Scientists On Science


Raven and Johnson's Biology, Sixth Edition

A New Threat to Coral Reefs

Mark M. and Diane S. Littler
Department of Botany
National Museum of Natural History
Smithsonian Institution
Washington, D.C.

Coral reefs are the most threatened ecosystem in coastal areas worldwide, due mainly to habitat destruction. A coral reef is a highly complex symbiotic system, involving coral animals, coralline algae, and other autotrophic organisms that are intermingled with the coral animals. In coralline algae, the cellulose cell walls are heavily impregnated with calcium carbonate. Coralline algae contribute greatly to the overall food production in coral reefs.

Reef-building coralline algae, particularly Porolithon onkodes in the Pacific, are the principal cementing agents that maintain the reef crest. The intertidal wave-resistant reef crest is a critical component of many reefs because of the protection it affords, which permits the development of other shallow-water reef communities as well as absorbing wave forces that could erode emergent land masses. There are no previously known diseases that cause significant mortality of coralline algae.

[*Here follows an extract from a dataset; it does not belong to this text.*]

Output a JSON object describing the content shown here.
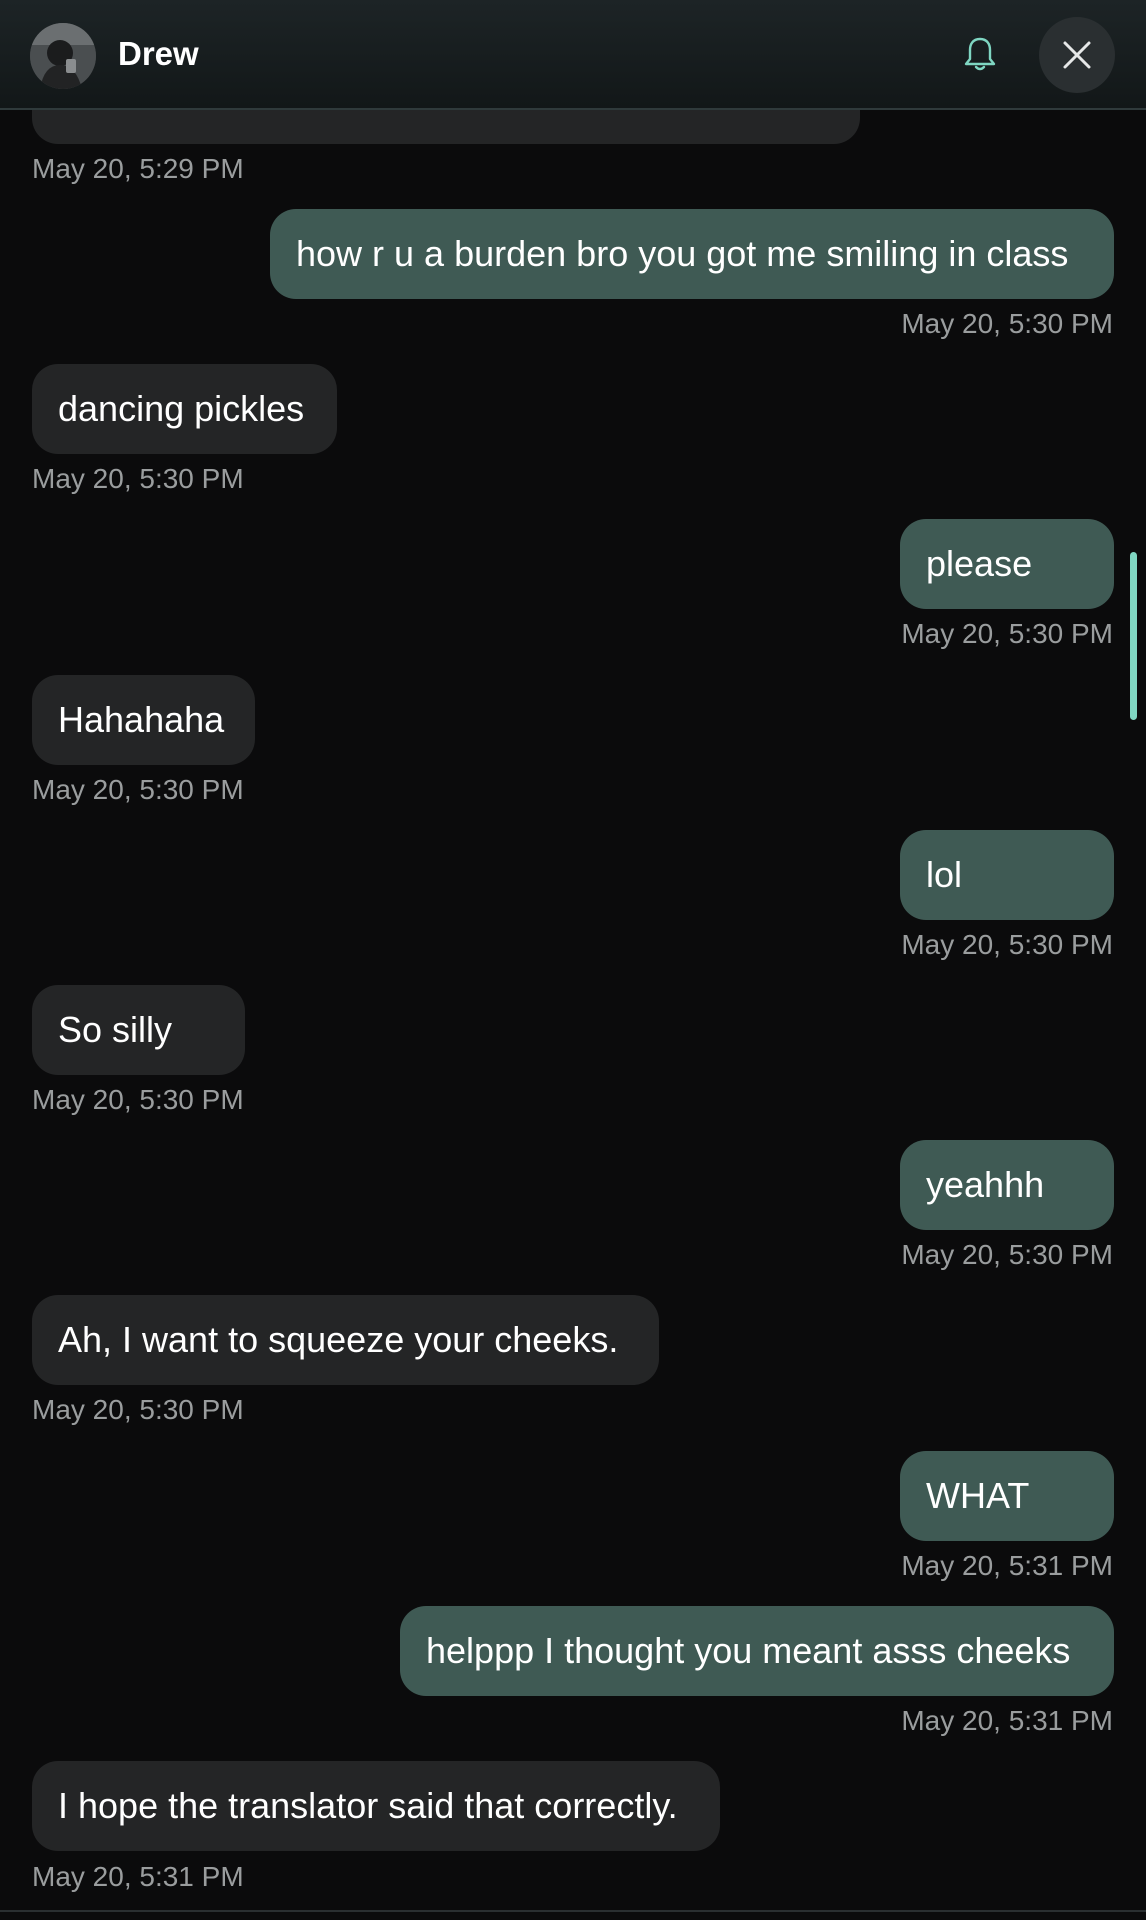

We have recently discovered a bacterial pathogen (perhaps better characterized as a predator) that is distributed and abundant in Rarotonga and that rapidly spread during 1993 throughout the Great Astrolabe Reef, Fiji. Due to the importance of coralline algae in reef ecology and carbonate accretion, pathogens that result in their mortality should be cause for considerable concern. For example, when corals undergo large-scale mortality (due to disease, environmental stress, severe storms, human influences, or predation), reef-building coralline algae may increase in relative dominance, thereby compensating for potential reductions in primary productivity and carbonate accretion. Because of the critical role played by coralline algae on Indo-Pacific reefs, coralline lethal orange disease represents the first case of a widespread algal pathogen having the potential to influence tropical reef ecology and reef-building processes. In addition, human activities are a major cause of the widespread destruction of coral reefs.